With security solutions connected via a single digital workspace platform, threat detection becomes a much simpler task. Combining access, device and application management via an open platform is just part of the digital workspace security equation. This must be paired with analytics, leveraging a framework of trust across the entire ecosystem and using insights from collected data to make the right security decisions.

Prepared enterprises can detect threats using continuous and adaptive monitoring, enabling their IT operations and security teams to find threats on mobile and desktop endpoints and applications. With automated, continuous monitoring and alerting of who is accessing what information, from where, and how, across what networks – IT stays in control. Then, using last-known good state, logging and intelligence in the form of analytics, IT has the tools in place to recognize what is different and use that insight to make better decisions about what to do next.

Leveraging insights from cloud, threat, user and entity intelligence helps IT become more agile when maintaining baseline configurations and hygiene, decreasing the time IT spends on responding to suspected incidents.

Step 3: Remediate with Automation

An internal VMware study indicated that one-in-ten enterprise customers takes a year or more to complete Windows patches that affect most or all of their endpoints. This gives attackers time to invent exploitation methods, putting the organization at great risk.

IT teams must be able to leverage insights from their environment to confidently pre-define policies, based on root causes, to quickly automate response and recovery for best results. Through automation, IT may choose to quarantine, suspend, or block access to an application or cloud service. After threats are detected, the most prepared enterprises have an effective solution to automate remediation through an engine that can detect behavioral anomalies and initiate an automated policy to block access to sensitive data.

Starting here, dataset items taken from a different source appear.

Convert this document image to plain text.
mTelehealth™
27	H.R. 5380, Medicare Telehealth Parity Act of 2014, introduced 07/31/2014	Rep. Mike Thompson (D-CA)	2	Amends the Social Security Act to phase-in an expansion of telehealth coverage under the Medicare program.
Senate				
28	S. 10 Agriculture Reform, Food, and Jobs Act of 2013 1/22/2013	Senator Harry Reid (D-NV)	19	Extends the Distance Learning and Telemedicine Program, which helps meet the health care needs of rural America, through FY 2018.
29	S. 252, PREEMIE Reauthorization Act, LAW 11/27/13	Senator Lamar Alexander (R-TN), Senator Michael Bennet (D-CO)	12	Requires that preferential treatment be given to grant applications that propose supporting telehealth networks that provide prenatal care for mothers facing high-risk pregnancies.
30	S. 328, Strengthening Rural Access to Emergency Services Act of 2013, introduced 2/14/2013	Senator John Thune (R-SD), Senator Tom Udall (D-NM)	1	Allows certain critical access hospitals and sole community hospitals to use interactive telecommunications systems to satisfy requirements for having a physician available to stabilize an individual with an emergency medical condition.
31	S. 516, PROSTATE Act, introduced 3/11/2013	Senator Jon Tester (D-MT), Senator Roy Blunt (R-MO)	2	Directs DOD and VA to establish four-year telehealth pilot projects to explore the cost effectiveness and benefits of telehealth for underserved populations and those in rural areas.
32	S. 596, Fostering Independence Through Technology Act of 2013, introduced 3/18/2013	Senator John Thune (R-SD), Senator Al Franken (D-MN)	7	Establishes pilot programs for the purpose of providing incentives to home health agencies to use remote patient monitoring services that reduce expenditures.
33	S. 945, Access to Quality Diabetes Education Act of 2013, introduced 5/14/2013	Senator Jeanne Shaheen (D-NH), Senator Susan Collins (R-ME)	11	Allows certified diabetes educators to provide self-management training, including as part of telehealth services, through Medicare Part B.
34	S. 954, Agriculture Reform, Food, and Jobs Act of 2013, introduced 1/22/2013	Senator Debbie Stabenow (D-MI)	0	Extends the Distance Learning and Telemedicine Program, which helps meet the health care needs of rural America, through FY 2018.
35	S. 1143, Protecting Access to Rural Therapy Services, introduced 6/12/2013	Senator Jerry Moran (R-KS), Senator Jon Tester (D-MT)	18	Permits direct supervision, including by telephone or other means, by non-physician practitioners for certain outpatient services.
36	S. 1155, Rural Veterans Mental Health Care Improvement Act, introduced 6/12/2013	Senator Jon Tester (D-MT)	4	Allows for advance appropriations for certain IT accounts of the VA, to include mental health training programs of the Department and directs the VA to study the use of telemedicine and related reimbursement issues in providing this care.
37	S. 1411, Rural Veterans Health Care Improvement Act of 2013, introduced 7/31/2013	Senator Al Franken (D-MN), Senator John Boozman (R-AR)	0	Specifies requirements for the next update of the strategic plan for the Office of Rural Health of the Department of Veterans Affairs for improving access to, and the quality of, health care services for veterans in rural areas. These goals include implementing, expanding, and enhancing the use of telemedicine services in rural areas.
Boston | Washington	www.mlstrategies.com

Collapse security solution and team silos with an open digital workspace platform. Leverage analytics to proactively detect threats. Automate remediation to speed reaction time and lighten IT’s growing backlog. These are the key ingredients to a winning digital workspace security recipe. When IT teams embrace this modern approach to securing their digital workspace environment, they can more confidently empower employees to be more productive and efficient, benefiting both employees and employers.